The State Insurance Regulatory Authority (SIRA) instructed icare to take swift action to fully quantify the scale of this issue and required that icare repay any underpaid workers.

icare bears responsibility for repaying any injured workers impacted by an error in calculating weekly benefits, and associated remediation costs, the regulator has said. icare will not recover any overpayments.

In September last year, the NSW Government published amendments to the PIAWE regulations intended to reduce the complexity of these determinations.

icare said today the “sheer volume” of data and information that was required for PIAWE under legislation and the complexity of the PIAWE calculation was behind the errors.

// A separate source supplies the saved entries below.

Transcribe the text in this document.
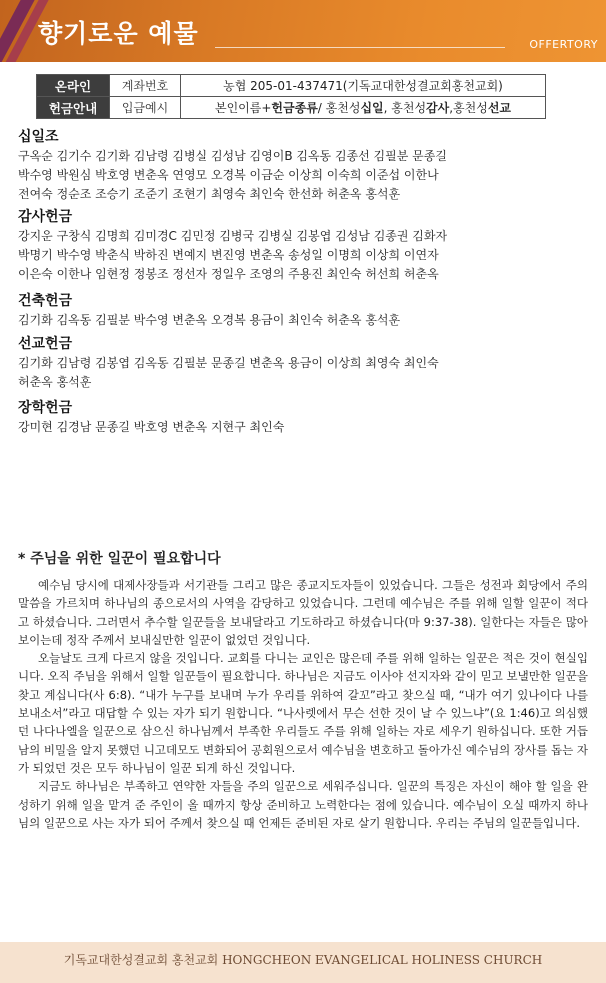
향기로운 예물	OFFERTORY
온라인	계좌번호	농협 205-01-437471(기독교대한성결교회홍천교회)
헌금안내	입금예시	본인이름+헌금종류/ 홍천성십일, 홍천성감사,홍천성선교
십일조

구옥순 김기수 김기화 김남령 김병실 김성남 김영이B 김옥동 김종선 김필분 문종길

박수영 박원심 박호영 변춘옥 연영모 오경복 이금순 이상희 이숙희 이준섭 이한나

전여숙 정순조 조승기 조준기 조현기 최영숙 최인숙 한선화 허춘옥 홍석훈

감사헌금

강지운 구창식 김명희 김미경C 김민정 김병국 김병실 김봉엽 김성남 김종권 김화자

박명기 박수영 박춘식 박하진 변예지 변진영 변춘옥 송성일 이명희 이상희 이연자

이은숙 이한나 임현정 정봉조 정선자 정일우 조영의 주용진 최인숙 허선희 허춘옥

건축헌금

김기화 김옥동 김필분 박수영 변춘옥 오경복 용금이 최인숙 허춘옥 홍석훈

선교헌금

김기화 김남령 김봉엽 김옥동 김필분 문종길 변춘옥 용금이 이상희 최영숙 최인숙

허춘옥 홍석훈

장학헌금

강미현 김경남 문종길 박호영 변춘옥 지현구 최인숙

* 주님을 위한 일꾼이 필요합니다

예수님 당시에 대제사장들과 서기관들 그리고 많은 종교지도자들이 있었습니다. 그들은 성전과 회당에서 주의 말씀을 가르치며 하나님의 종으로서의 사역을 감당하고 있었습니다. 그런데 예수님은 주를 위해 일할 일꾼이 적다고 하셨습니다. 그러면서 추수할 일꾼들을 보내달라고 기도하라고 하셨습니다(마 9:37-38). 일한다는 자들은 많아 보이는데 정작 주께서 보내실만한 일꾼이 없었던 것입니다.

오늘날도 크게 다르지 않을 것입니다. 교회를 다니는 교인은 많은데 주를 위해 일하는 일꾼은 적은 것이 현실입니다. 오직 주님을 위해서 일할 일꾼들이 필요합니다. 하나님은 지금도 이사야 선지자와 같이 믿고 보낼만한 일꾼을 찾고 계십니다(사 6:8). “내가 누구를 보내며 누가 우리를 위하여 갈꼬”라고 찾으실 때, “내가 여기 있나이다 나를 보내소서”라고 대답할 수 있는 자가 되기 원합니다. “나사렛에서 무슨 선한 것이 날 수 있느냐”(요 1:46)고 의심했던 나다나엘을 일꾼으로 삼으신 하나님께서 부족한 우리들도 주를 위해 일하는 자로 세우기 원하십니다. 또한 거듭남의 비밀을 알지 못했던 니고데모도 변화되어 공회원으로서 예수님을 변호하고 돌아가신 예수님의 장사를 돕는 자가 되었던 것은 모두 하나님이 일꾼 되게 하신 것입니다.

지금도 하나님은 부족하고 연약한 자들을 주의 일꾼으로 세워주십니다. 일꾼의 특징은 자신이 해야 할 일을 완성하기 위해 일을 맡겨 준 주인이 올 때까지 항상 준비하고 노력한다는 점에 있습니다. 예수님이 오실 때까지 하나님의 일꾼으로 사는 자가 되어 주께서 찾으실 때 언제든 준비된 자로 살기 원합니다. 우리는 주님의 일꾼들입니다.

기독교대한성결교회 홍천교회 HONGCHEON EVANGELICAL HOLINESS CHURCH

“Employers found it difficult to provide insurers with the required data and information to determine PIAWE, and insurers were only able to pay an injured workers' weekly payment based on the information provided to them by employers,” icare says.

Insurers had also been required to assess and commence provisional weekly payments within seven days of being notified of the injury and that short timeframe meant initial payments were often based on incomplete information and in many cases were later recalculated and payments adjusted.

Of around 3000 claim files reviewed during icare’s investigation last year, roughly a quarter were potentially underpaid and a quarter potentially overpaid. Where weekly payments were incorrect, premium calculations for businesses may also have been incorrect.

At this stage the remediation program covers workers' compensation payments for private sector employees in NSW.

Workers' compensation payments for icare’s Treasury Managed Fund, a NSW government agency workers’ compensation and government property insurance scheme which was not included in icare’s earlier review of claim files, and payments by Specialised Insurers and Self Insurers are being handled separately.

An independent review of icare’s culture, governance and accountability is now underway and the icare Board has also established a new Committee on Corporate Governance.